Over the past year some governments, and politicians have expressed that they are not exactly in love with crypto. Back in fall of 2021 Hillary Clinton opened up about her opinion of crypto saying “What looks like a very interesting and somewhat exotic effort to literally mine new coins in order to trade with them has the potential for undermining currencies, for undermining the role of the dollar as the reserve currency, for destabilizing nations, perhaps starting with small ones but going much larger.” In 2021, China along with a few other countries also banned crypto. So what are the concerns of these government leaders regarding crypto?
These are 3 of the common reasons governments don’t like crypto:
- It has the potential to undermine the government’s role in the financial system
- It poses a threat to central banks
- Concerns with crime
1. It has potential to undermine The government’s role in the financial system
Government has control over Fiat currency and therefore fiscal policy, and monetary policy. Crypto takes this power out of the hands of the government. To really understand the full potential of cryptocurrency and blockchain over economics, let’s take it to an extreme. At its maximum potential, everything on blockchain and crypto is a trustless, decentralized, peer-to-peer system, which is also untrackable by the government – assuming that cryptocurrency was universally accepted by merchants and you never needed to exchange it for Fiat currency.
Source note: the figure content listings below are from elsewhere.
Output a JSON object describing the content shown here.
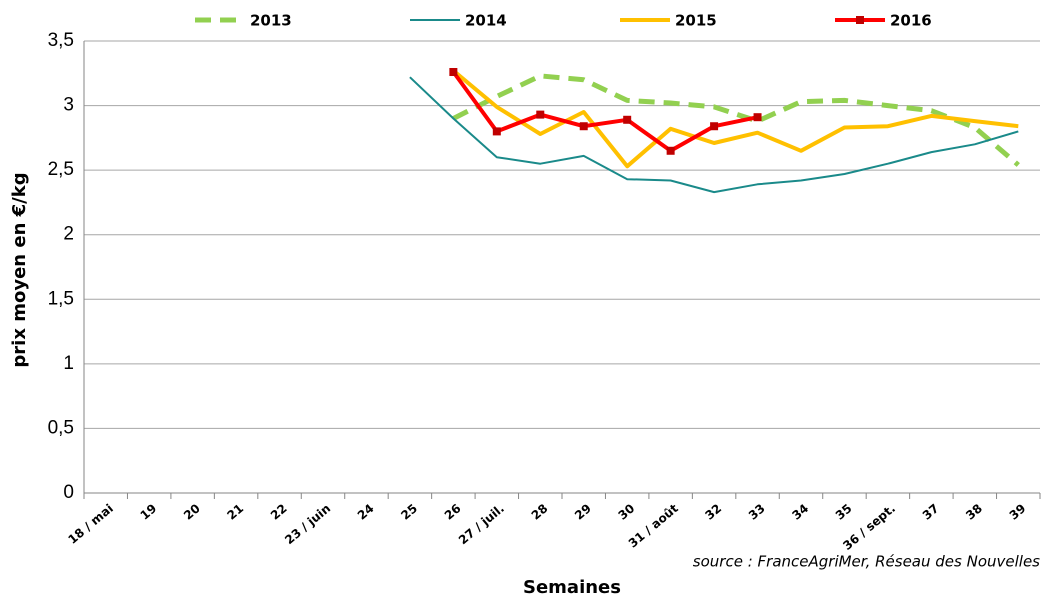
{
  "chart_data": {
    "type": "line",
    "y_label": "prix moyen en €/kg",
    "x_label": "Semaines",
    "source": "source : FranceAgriMer, Réseau des Nouvelles",
    "categories": [
      "18 / mai",
      "19",
      "20",
      "21",
      "22",
      "23 / juin",
      "24",
      "25",
      "26",
      "27 / juil.",
      "28",
      "29",
      "30",
      "31 / août",
      "32",
      "33",
      "34",
      "35",
      "36 / sept.",
      "37",
      "38",
      "39"
    ],
    "series": [
      {
        "name": "2013",
        "color": "#92d050",
        "dash": true,
        "marker": false,
        "values": [
          null,
          null,
          null,
          null,
          null,
          null,
          null,
          null,
          2.9,
          3.07,
          3.23,
          3.2,
          3.04,
          3.02,
          2.99,
          2.88,
          3.03,
          3.04,
          3.0,
          2.96,
          2.83,
          2.54
        ]
      },
      {
        "name": "2014",
        "color": "#1a8a8a",
        "dash": false,
        "marker": false,
        "values": [
          null,
          null,
          null,
          null,
          null,
          null,
          null,
          3.22,
          2.9,
          2.6,
          2.55,
          2.61,
          2.43,
          2.42,
          2.33,
          2.39,
          2.42,
          2.47,
          2.55,
          2.64,
          2.7,
          2.8
        ]
      },
      {
        "name": "2015",
        "color": "#ffc000",
        "dash": false,
        "marker": false,
        "values": [
          null,
          null,
          null,
          null,
          null,
          null,
          null,
          null,
          3.27,
          2.99,
          2.78,
          2.95,
          2.53,
          2.82,
          2.71,
          2.79,
          2.65,
          2.83,
          2.84,
          2.92,
          2.88,
          2.84
        ]
      },
      {
        "name": "2016",
        "color": "#ff0000",
        "dash": false,
        "marker": true,
        "values": [
          null,
          null,
          null,
          null,
          null,
          null,
          null,
          null,
          3.26,
          2.8,
          2.93,
          2.84,
          2.89,
          2.65,
          2.84,
          2.91,
          null,
          null,
          null,
          null,
          null,
          null
        ]
      }
    ],
    "ylim": [
      0,
      3.5
    ],
    "yticks": [
      0,
      {
        "value": 0.5,
        "label": "0,5"
      },
      1,
      {
        "value": 1.5,
        "label": "1,5"
      },
      2,
      {
        "value": 2.5,
        "label": "2,5"
      },
      3,
      {
        "value": 3.5,
        "label": "3,5"
      }
    ],
    "grid": true
  }
}
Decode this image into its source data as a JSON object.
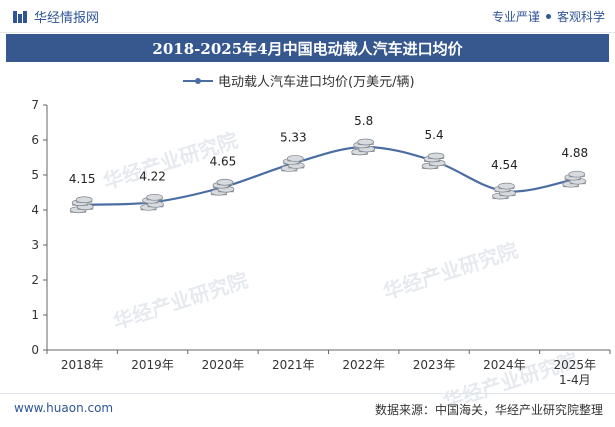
{
  "header": {
    "brand": "华经情报网",
    "tagline_left": "专业严谨",
    "tagline_right": "客观科学"
  },
  "footer": {
    "website": "www.huaon.com",
    "source": "数据来源：中国海关，华经产业研究院整理"
  },
  "watermark": "华经产业研究院",
  "colors": {
    "title_bar": "#36588f",
    "line": "#4a6da3",
    "brand": "#2f5597"
  },
  "icons": {
    "brand_logo": "huajing-logo-icon",
    "data_marker": "coin-stack-icon"
  },
  "chart_data": {
    "type": "line",
    "title": "2018-2025年4月中国电动载人汽车进口均价",
    "categories": [
      "2018年",
      "2019年",
      "2020年",
      "2021年",
      "2022年",
      "2023年",
      "2024年",
      "2025年\n1-4月"
    ],
    "series": [
      {
        "name": "电动载人汽车进口均价(万美元/辆)",
        "values": [
          4.15,
          4.22,
          4.65,
          5.33,
          5.8,
          5.4,
          4.54,
          4.88
        ]
      }
    ],
    "y_ticks": [
      0,
      1,
      2,
      3,
      4,
      5,
      6,
      7
    ],
    "ylim": [
      0,
      7
    ],
    "grid": false,
    "legend_position": "top-center",
    "smooth": true
  }
}
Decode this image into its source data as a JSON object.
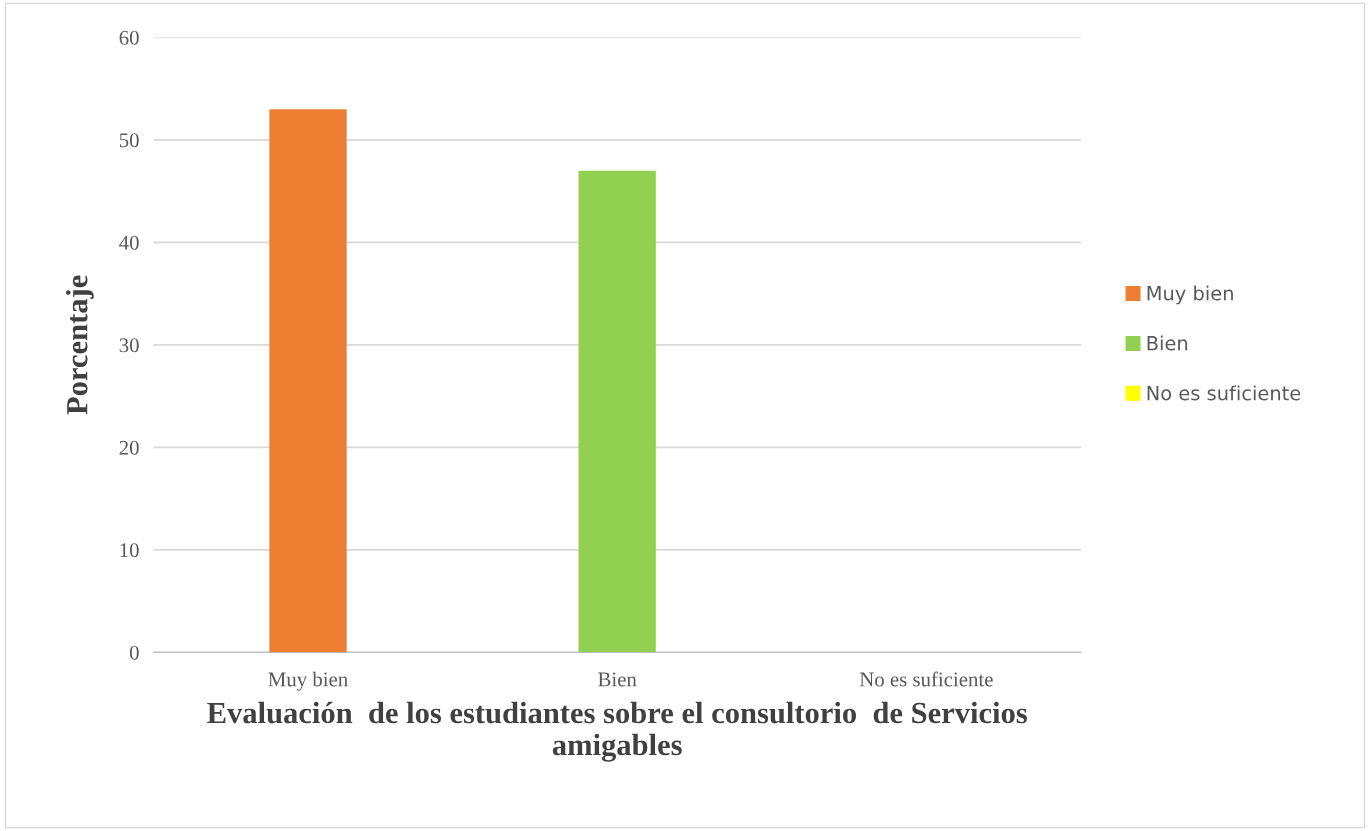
{
  "chart_data": {
    "type": "bar",
    "xlabel": "Evaluación  de los estudiantes sobre el consultorio  de Servicios\namigables",
    "ylabel": "Porcentaje",
    "categories": [
      "Muy bien",
      "Bien",
      "No es suficiente"
    ],
    "series": [
      {
        "name": "Muy bien",
        "color": "#ed7d31",
        "values": [
          53,
          null,
          null
        ]
      },
      {
        "name": "Bien",
        "color": "#92d050",
        "values": [
          null,
          47,
          null
        ]
      },
      {
        "name": "No es suficiente",
        "color": "#ffff00",
        "values": [
          null,
          null,
          0
        ]
      }
    ],
    "ylim": [
      0,
      60
    ],
    "yticks": [
      0,
      10,
      20,
      30,
      40,
      50,
      60
    ],
    "grid": "y",
    "legend": "right"
  }
}
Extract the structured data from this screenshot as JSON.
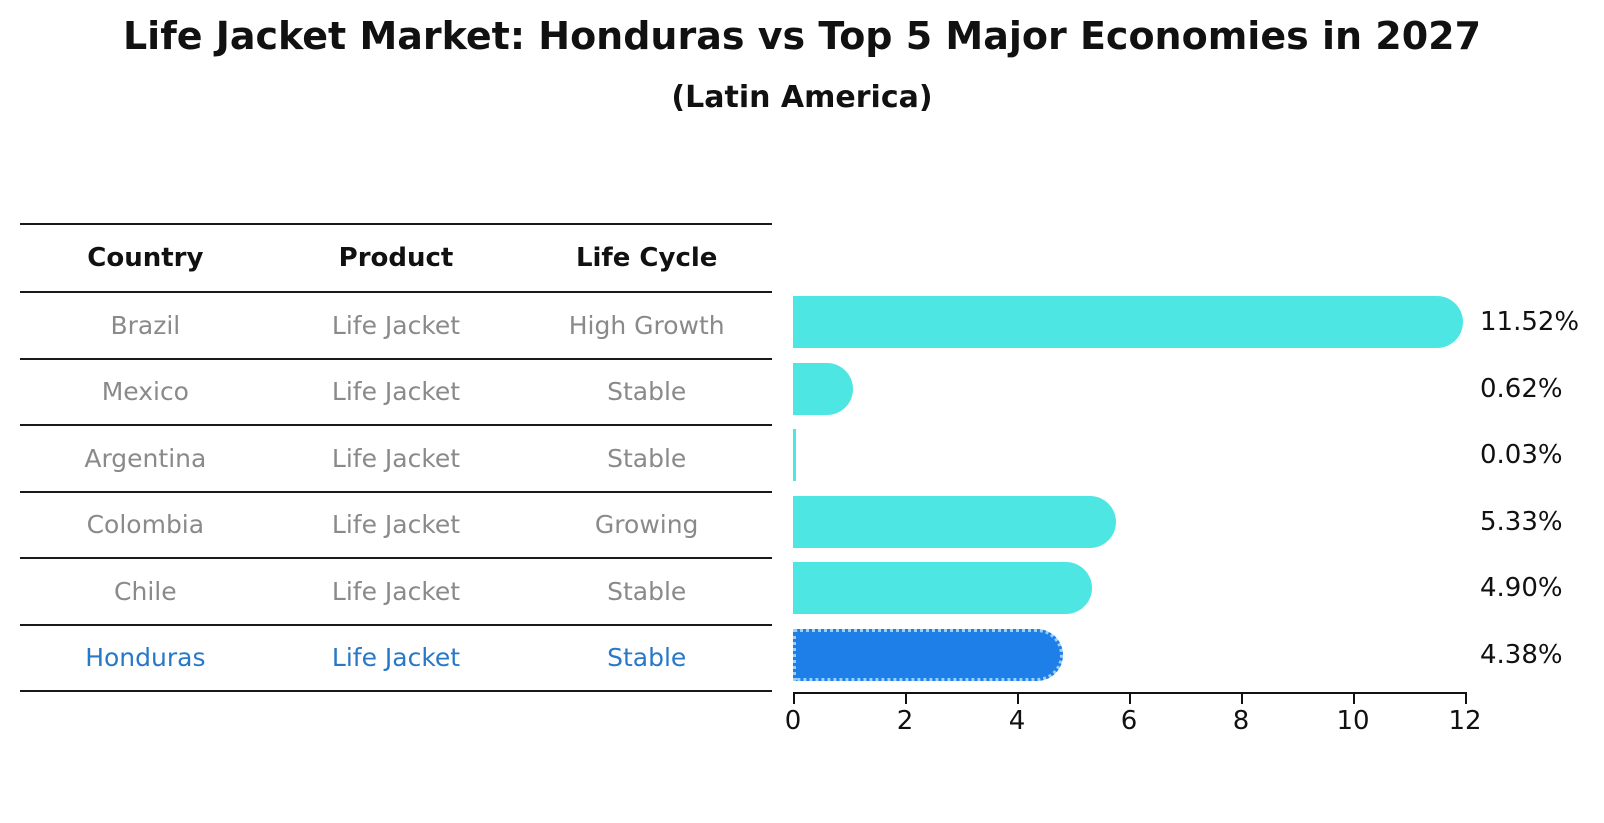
{
  "title": "Life Jacket Market: Honduras vs Top 5 Major Economies in 2027",
  "subtitle": "(Latin America)",
  "table": {
    "headers": [
      "Country",
      "Product",
      "Life Cycle"
    ],
    "rows": [
      {
        "country": "Brazil",
        "product": "Life Jacket",
        "life_cycle": "High Growth"
      },
      {
        "country": "Mexico",
        "product": "Life Jacket",
        "life_cycle": "Stable"
      },
      {
        "country": "Argentina",
        "product": "Life Jacket",
        "life_cycle": "Stable"
      },
      {
        "country": "Colombia",
        "product": "Life Jacket",
        "life_cycle": "Growing"
      },
      {
        "country": "Chile",
        "product": "Life Jacket",
        "life_cycle": "Stable"
      },
      {
        "country": "Honduras",
        "product": "Life Jacket",
        "life_cycle": "Stable"
      }
    ]
  },
  "chart_data": {
    "type": "bar",
    "orientation": "horizontal",
    "categories": [
      "Brazil",
      "Mexico",
      "Argentina",
      "Colombia",
      "Chile",
      "Honduras"
    ],
    "values": [
      11.52,
      0.62,
      0.03,
      5.33,
      4.9,
      4.38
    ],
    "labels": [
      "11.52%",
      "0.62%",
      "0.03%",
      "5.33%",
      "4.90%",
      "4.38%"
    ],
    "xticks": [
      "0",
      "2",
      "4",
      "6",
      "8",
      "10",
      "12"
    ],
    "xlim": [
      0,
      12
    ],
    "grid": false,
    "legend": false,
    "bar_color": "#4DE6E3",
    "highlight_index": 5,
    "highlight_color": "#1E7FE8",
    "highlight_border_color": "#9CD0F5",
    "highlight_text_color": "#2878C8"
  }
}
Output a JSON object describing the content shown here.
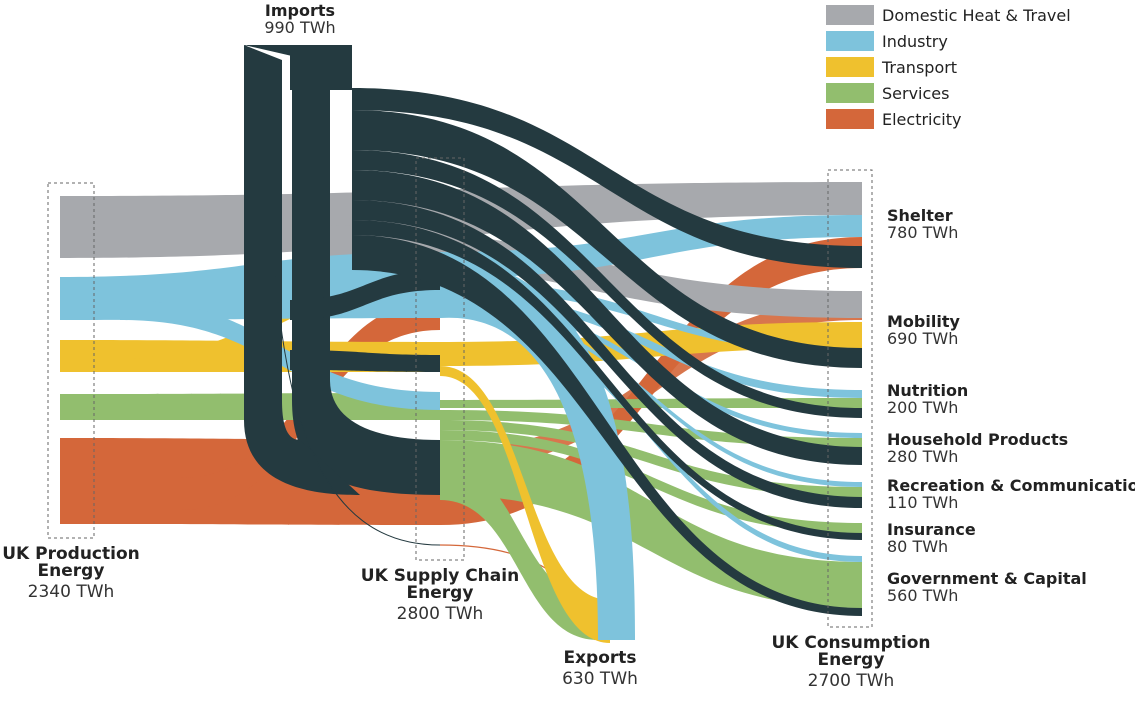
{
  "legend": [
    {
      "name": "Domestic Heat & Travel",
      "color": "#a7a9ad"
    },
    {
      "name": "Industry",
      "color": "#7ec3dc"
    },
    {
      "name": "Transport",
      "color": "#efc12e"
    },
    {
      "name": "Services",
      "color": "#92be6e"
    },
    {
      "name": "Electricity",
      "color": "#d4673a"
    }
  ],
  "colors": {
    "imports": "#243a40",
    "domestic": "#a7a9ad",
    "industry": "#7ec3dc",
    "transport": "#efc12e",
    "services": "#92be6e",
    "electricity": "#d4673a"
  },
  "nodes": {
    "imports": {
      "title": "Imports",
      "value": "990 TWh"
    },
    "production": {
      "title": "UK Production Energy",
      "value": "2340 TWh"
    },
    "supply_chain": {
      "title": "UK Supply Chain Energy",
      "value": "2800 TWh"
    },
    "exports": {
      "title": "Exports",
      "value": "630 TWh"
    },
    "consumption": {
      "title": "UK Consumption Energy",
      "value": "2700 TWh"
    }
  },
  "consumption_categories": [
    {
      "name": "Shelter",
      "value": "780 TWh"
    },
    {
      "name": "Mobility",
      "value": "690 TWh"
    },
    {
      "name": "Nutrition",
      "value": "200 TWh"
    },
    {
      "name": "Household Products",
      "value": "280 TWh"
    },
    {
      "name": "Recreation & Communication",
      "value": "110 TWh"
    },
    {
      "name": "Insurance",
      "value": "80 TWh"
    },
    {
      "name": "Government & Capital",
      "value": "560 TWh"
    }
  ]
}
2. It poses a threat to central banks
Leading straight in from the last point, the potential for decentralization to become completely free of central banks is entirely possible. In decentralized economics, there are ways for individuals to contribute to the system and earn a return on their savings through Defi protocols such as lending, staking, yield farming, and Liquidity pools… all of which at this point will earn a much higher interest rate than a savings account, bond yields, or even some dividend stocks. If you wanted to take this idea even further, from a technological standpoint it is entirely possible to have a fully decentralized bond and equities market built on blockchain that interconnects with the rest of the ecosystem. The possibilities are almost infinite.
3. Concerns with crime
Along with decentralization and crypto comes the possibility for heavy use of Bitcoin in widespread international crime. This is a cause for concern for governments because the ease and ability to transact off of the books through crypto means criminals can use it for virtually anything from drug networks to sex trafficking, anonymous online exploitation, even to terrorist organizations.